Kabul. Die Menschenrechtsorganisation Amnesty International hat den USA mögliche Kriegsverbrechen in Afghanistan vorgeworfen. Auch in mehreren anderen Fällen sei der Tod von afghanischen Zivilisten bei US-Militäroperationen nicht ausreichend untersucht worden, hieß es in einem am Montag veröffentlichten Bericht. Die von den USA angeführte internationale Schutztruppe Isaf kündigte an, die Vorwürfe zu prüfen.

Amnesty erklärte in dem scharf formulierten Bericht, es seien zehn Vorfälle mit 140 getöteten Zivilisten in der Zeit zwischen 2009 und 2013 untersucht worden. Die meisten Familienangehörigen der Toten, die von der Organisation interviewt wurden, seien nie von US-Militärermittlern befragt worden. „Keiner der Fälle, die wir untersucht haben, – mit mehr als 140 zivilen Toten – wurden vom US-Militär strafrechtlich verfolgt“, erklärte der Direktor von Amnesty für Asien und den Pazifikraum, Richard Bennett. „Beweise möglicher Kriegsverbrechen und gesetzwidriger Tötungen wurden offenbar ignoriert.“ Bei zwei der Fälle gebe es „reichliche und schlüssige Beweise auf Kriegsverbrechen“.

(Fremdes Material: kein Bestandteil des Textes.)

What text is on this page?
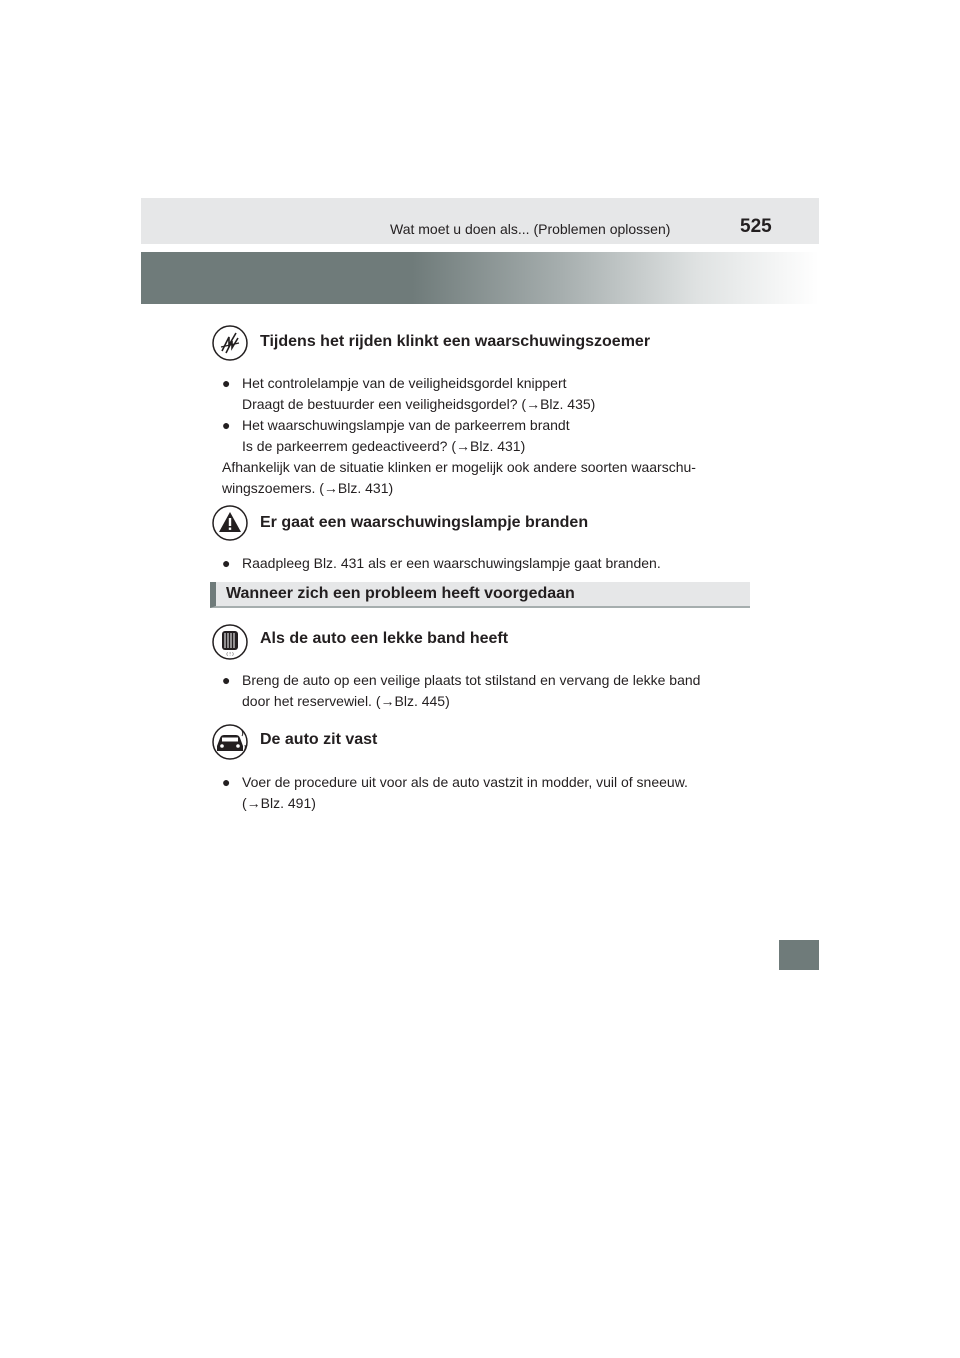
Wat moet u doen als... (Problemen oplossen)	525
Tijdens het rijden klinkt een waarschuwingszoemer
● Het controlelampje van de veiligheidsgordel knippert
Draagt de bestuurder een veiligheidsgordel? (→Blz. 435)
● Het waarschuwingslampje van de parkeerrem brandt
Is de parkeerrem gedeactiveerd? (→Blz. 431)
Afhankelijk van de situatie klinken er mogelijk ook andere soorten waarschu-
wingszoemers. (→Blz. 431)
Er gaat een waarschuwingslampje branden
● Raadpleeg Blz. 431 als er een waarschuwingslampje gaat branden.
Wanneer zich een probleem heeft voorgedaan
( ! )
Als de auto een lekke band heeft
● Breng de auto op een veilige plaats tot stilstand en vervang de lekke band
door het reservewiel. (→Blz. 445)
De auto zit vast
● Voer de procedure uit voor als de auto vastzit in modder, vuil of sneeuw.
(→Blz. 491)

Untersucht wurden vor allem Luftangriffe und nächtliche Razzien durch US-Soldaten. Beide Taktiken wurden von der afghanischen Regierung und den Bürgern heftig kritisiert. Bemängelt worden war, dass die USA nicht genügend Rücksicht auf Zivilisten genommen hätten. In dem Bericht erklärte Amnesty, die USA und ihre Verbündeten hätten bei dem Isaf-Einsatz deutliche Fortschritte bei der Vermeidung ziviler Opfer gemacht. Diese würden aber durch die fragwürdigen Umstände der zehn untersuchten Fälle überschattet.

Afghanische Zivilisten werden mit dem herannahenden Abzug der internationalen Kampftruppen auch immer mehr zum Ziel Aufständischer. Im ersten Halbjahr 2014 stieg die Zahl der zivilen Toten um 17 Prozent auf 1564, wie die Uno im Juli mitteilten.